Worst hit will be the software industry, according to Gartner's forecasts. By the end of 2004, half of the current top 50 software vendors will have disappeared, said Gartner software analyst Betsy Burton.

These companies will either end up being acquired or will go out of business. The software 'powerhouses' such as SAP, Oracle and Microsoft will continue to gain market share at the expense of smaller, niche vendors, added Burton.

In hardware, a continued slump in spending will force most of the major vendors to clamp down their cost of sales to about 10% of total revenues. Brian Gammage, a hardware analyst at Gartner, also said that two or three of the major PC vendors will come together in 2003 to form a 'global aggregate vendor' that will provide a common set of products on a global basis.

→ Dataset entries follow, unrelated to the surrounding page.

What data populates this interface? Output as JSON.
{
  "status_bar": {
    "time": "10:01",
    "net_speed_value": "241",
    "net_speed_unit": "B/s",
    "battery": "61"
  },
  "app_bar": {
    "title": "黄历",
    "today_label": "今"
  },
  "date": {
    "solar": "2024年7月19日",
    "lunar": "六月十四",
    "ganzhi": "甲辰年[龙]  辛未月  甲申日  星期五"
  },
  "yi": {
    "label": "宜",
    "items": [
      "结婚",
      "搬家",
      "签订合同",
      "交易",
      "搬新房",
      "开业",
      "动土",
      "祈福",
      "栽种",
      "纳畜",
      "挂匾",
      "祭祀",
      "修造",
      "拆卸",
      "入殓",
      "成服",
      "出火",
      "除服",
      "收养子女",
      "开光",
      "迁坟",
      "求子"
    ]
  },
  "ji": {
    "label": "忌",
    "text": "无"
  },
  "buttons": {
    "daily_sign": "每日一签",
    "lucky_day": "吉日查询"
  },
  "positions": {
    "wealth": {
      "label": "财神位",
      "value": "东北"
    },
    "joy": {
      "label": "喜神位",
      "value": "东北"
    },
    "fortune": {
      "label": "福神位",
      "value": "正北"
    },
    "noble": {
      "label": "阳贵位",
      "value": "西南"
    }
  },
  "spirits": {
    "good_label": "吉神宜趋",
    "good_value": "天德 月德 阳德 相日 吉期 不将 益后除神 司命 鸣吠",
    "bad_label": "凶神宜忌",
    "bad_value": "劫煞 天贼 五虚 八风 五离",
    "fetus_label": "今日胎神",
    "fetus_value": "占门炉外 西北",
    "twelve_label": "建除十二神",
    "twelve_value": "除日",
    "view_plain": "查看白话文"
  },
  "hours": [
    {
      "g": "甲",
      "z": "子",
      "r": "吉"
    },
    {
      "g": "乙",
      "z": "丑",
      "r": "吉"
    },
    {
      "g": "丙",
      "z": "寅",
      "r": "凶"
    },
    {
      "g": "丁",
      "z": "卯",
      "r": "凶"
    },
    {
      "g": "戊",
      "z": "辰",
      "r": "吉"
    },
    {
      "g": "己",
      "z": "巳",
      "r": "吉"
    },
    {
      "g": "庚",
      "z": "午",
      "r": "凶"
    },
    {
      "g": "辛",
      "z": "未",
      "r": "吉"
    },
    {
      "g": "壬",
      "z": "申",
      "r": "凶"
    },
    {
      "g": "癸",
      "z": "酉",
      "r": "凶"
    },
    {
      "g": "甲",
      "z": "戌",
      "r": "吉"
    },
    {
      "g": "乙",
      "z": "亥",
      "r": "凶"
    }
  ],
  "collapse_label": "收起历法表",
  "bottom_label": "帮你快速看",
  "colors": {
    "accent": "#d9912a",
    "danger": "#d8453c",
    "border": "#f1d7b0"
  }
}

As the market becomes even more commoditised, he added, channel-dependent vendors will offer customers value-added services in a bid to steal market share away from direct sales pioneer Dell.

Finally, in IT services, organisations can expect to witness further consolidation, particularly at the high end. More deals on the scale of IBM's acquisition of PwC Consulting earlier in 2002 are likely during 2003, said IT services analyst Roger Cox, as the market polarises between end-to-end suppliers of IT services, outsourcing and consultancy and smaller, more specialist providers.

Gartner also made some bold predictions regarding the future of mobile and fixed-line telecoms over the next 12 months. For example, the company forecasts that only three mobile network operators will survive in each European country. In addition, it said that three pan-European suppliers will dominate the market.